I talked in therapy. I talked in Group. I talked like no body's business when I found this place. I talked. I expressed how I feel and other's have expressed how they feel. I've gotten angry and I've cried a million tears. You know what? In the process of expending all that emotion I learned. I learned why I feel the way I feel. I learned how to cope, I learned that recovery is possible. I learned so many things, but most important of all, I learned that the abuse was NOT my fault. I learned to love myself once again, and in so doing I learned to love others and how to be vulnerable to others without losing my "soul" when they hurt me.

Stick around here with us and walk this path with us. There's strength in numbers, Bro. We'll help you along, and you'll find that you in turn are able to help us. Whoever said "No man is an island" was referring to this place. It's a cooperative venture, My Friend.

Lots of love,

John
 
My anger is in full effect today. Thinking about the past and how things went. Can't catch a damn break from things. I often dream about them, how scared of life I was back then (still scared today), wasted opportunities. I can't believe how much this affected my life. The low self esteem and negativity that was inside (again still there). Sometimes I just wish I could find those guys and take care of them my self. That wouldn't solve a thing. I have nothing right now. I just want to be normal in time. Whatever normal is. I think its just a cycle on a washing machine. I feel like a ghost when I go outside and see people that are being productive and living life. It saddens me because I have so much to offer. Crying turns into laughter and laughter turns into crying. I have an appointment with a psychiatrist on friday and he said that he'll prescribe meds for me. I wish I could talk with someone face to face who is going through this. I'm glad I'm here.
 
We have all felt angry ,upset and confused at one time of another . Sexual abuse has made a mess out of most of our lives . The thing that I found that helps me is to find something that makes you happy . It doesn't have to be a major thing. Go fishing or just take a walk . I collect license plates of all sorts . I gives me something to keep my mind bussy .
Just remember that you are not alone and we do care
 
I am glad I found this place and glad I am still around.

Hug MDR

Things do improve the longer you heal.

GLad you are here!!!!!!!!!!!!!! I can relate to what you said about your abuse, and that is why we are here.

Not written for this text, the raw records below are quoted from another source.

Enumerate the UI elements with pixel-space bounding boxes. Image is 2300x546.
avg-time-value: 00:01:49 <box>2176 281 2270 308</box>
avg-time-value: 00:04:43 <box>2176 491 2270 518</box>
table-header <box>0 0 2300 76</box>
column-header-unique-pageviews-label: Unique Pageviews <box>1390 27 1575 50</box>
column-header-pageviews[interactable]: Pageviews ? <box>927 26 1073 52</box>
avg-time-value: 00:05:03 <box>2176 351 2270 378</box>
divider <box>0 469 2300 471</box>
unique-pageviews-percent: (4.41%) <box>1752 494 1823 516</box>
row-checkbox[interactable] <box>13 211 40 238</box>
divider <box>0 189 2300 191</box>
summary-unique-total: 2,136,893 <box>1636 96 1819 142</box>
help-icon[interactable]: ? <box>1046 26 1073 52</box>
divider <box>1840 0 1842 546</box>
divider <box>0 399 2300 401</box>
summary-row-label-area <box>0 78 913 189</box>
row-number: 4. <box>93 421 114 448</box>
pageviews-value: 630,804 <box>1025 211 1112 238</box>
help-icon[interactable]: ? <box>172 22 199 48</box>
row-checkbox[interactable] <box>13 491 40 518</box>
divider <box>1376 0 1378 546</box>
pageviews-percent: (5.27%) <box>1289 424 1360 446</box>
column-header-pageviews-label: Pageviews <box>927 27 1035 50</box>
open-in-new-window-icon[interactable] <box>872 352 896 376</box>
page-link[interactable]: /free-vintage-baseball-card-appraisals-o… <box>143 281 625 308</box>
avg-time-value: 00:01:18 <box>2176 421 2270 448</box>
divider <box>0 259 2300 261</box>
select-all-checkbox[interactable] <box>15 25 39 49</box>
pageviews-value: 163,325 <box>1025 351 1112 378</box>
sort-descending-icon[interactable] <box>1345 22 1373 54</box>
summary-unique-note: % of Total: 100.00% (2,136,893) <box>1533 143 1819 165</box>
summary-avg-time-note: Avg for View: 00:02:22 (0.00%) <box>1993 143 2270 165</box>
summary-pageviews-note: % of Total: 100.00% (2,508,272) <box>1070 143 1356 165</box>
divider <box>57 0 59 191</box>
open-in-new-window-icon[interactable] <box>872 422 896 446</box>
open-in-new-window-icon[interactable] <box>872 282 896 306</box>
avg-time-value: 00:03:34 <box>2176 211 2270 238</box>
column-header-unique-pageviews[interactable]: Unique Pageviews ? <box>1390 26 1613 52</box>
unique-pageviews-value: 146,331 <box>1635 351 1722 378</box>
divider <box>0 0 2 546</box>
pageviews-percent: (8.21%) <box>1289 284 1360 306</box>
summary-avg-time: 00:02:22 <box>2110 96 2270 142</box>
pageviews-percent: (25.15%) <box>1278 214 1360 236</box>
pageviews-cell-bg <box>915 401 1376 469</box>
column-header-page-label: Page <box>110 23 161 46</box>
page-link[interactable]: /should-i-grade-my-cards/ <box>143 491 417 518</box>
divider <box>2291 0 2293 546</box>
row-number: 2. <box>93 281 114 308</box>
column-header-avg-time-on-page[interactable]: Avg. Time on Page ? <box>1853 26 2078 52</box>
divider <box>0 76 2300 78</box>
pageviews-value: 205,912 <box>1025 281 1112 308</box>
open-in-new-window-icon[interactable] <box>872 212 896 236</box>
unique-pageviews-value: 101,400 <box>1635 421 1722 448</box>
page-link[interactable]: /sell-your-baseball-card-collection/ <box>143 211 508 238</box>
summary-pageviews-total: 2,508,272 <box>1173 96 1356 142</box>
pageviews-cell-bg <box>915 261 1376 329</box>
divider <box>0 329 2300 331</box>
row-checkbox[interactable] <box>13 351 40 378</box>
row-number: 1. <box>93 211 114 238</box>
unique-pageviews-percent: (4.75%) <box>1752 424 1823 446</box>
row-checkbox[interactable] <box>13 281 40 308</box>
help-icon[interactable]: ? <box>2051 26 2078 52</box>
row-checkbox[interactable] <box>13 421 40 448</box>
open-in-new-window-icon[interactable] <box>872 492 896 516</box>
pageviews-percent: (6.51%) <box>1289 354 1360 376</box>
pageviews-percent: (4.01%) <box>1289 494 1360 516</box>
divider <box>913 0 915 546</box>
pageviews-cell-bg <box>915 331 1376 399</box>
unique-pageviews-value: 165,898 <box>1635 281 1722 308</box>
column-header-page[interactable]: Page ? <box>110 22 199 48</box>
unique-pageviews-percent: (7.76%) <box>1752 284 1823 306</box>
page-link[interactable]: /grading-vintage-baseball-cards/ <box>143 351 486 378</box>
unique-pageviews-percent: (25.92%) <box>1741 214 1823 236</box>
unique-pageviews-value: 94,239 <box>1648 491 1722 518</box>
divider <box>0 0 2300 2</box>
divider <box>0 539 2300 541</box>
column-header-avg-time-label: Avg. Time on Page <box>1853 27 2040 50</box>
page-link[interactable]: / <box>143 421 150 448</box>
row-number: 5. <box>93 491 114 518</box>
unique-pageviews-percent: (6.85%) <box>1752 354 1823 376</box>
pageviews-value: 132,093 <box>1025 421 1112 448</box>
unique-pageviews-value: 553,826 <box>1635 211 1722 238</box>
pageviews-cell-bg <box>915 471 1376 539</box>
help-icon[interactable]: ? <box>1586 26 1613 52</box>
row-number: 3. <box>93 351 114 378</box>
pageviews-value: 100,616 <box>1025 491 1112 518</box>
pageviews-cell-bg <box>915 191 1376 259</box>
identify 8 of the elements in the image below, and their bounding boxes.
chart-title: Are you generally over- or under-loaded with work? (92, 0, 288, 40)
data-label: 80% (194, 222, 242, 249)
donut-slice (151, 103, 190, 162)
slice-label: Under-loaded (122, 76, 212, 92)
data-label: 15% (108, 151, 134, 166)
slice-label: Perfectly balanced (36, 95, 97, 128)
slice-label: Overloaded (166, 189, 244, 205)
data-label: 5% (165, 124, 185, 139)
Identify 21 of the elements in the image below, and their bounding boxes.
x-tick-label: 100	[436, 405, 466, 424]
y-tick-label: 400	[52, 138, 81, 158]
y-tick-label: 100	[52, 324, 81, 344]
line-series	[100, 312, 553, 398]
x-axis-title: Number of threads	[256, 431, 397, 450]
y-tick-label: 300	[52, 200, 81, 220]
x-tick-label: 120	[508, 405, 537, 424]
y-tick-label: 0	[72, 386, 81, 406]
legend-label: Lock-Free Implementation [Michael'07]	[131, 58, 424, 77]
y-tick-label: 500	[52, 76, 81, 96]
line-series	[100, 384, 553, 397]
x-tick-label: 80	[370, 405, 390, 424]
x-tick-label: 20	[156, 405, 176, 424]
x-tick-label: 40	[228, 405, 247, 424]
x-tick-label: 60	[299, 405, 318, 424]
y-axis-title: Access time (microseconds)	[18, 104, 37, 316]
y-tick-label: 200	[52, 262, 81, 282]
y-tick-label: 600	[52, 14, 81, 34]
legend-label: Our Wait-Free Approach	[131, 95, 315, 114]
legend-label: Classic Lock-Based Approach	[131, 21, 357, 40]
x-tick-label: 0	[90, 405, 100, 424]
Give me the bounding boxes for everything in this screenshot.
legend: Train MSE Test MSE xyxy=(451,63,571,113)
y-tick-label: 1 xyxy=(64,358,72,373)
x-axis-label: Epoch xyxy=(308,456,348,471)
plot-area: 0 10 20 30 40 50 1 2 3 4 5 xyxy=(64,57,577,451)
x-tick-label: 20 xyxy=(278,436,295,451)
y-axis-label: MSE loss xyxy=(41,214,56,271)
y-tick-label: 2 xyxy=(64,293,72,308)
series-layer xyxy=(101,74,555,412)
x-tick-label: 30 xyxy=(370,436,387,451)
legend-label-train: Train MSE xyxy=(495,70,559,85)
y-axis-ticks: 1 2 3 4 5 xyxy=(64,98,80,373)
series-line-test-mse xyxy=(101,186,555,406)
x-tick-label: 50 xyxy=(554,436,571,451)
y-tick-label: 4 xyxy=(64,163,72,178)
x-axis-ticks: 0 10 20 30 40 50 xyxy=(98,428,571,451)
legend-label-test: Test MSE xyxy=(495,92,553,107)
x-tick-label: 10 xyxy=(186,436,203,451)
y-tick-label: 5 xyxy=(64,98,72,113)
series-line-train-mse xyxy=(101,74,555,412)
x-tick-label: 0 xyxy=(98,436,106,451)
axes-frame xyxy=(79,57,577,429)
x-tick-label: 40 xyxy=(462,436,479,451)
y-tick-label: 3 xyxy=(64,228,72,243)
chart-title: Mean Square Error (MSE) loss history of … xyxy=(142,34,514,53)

To take care of eachother and ourselves.
 
MDR15,
The flood waters will recede and the hope you are looking for will be hanging on to you.
Day by day it will get stronger.

You have reached the right place and put your seat belt back on, the road will be a bit bumpy now and then. Then it's back to enjoying life as a participant, not a bystander.
 
Originally posted by MDR:
I feel like a ghost when I go outside and see people that are being productive and living life. It saddens me because I have so much to offer.
I know how that feels. Every time someone says to me something like "you're a good guy" or "you're good at [x]", it just guts me because I feel I have wasted my personality - my life - or, I think it's just futile to expend any effort on trying to do anything because it's bound to fail, and it's even harder for something I might care about because knowing I've failed at something I really enjoy would be impossible to bear.

Sometimes people trying to be understanding makes the pain worse.
 
MDR --

I just wanted to let you know how incredibly similar your own story is to mine, including age and biographical details. When I read your posts, I can see your ups and downs and they remind me of myself. But its funny, because when you are pissed off or hopeless, it is much easier for me to recognize that you're just beating yourself up. Seeing when I am doing the same thing is very, very hard. That whole rush of feelings and craziness that you described upon first getting here sounds very healthy.

Anyways, I just wanted to let you know someone is out here reading what you wrote and rooting for you (and all of us) to take your life in your own hands and never feel that horrible sense of doom and failure again.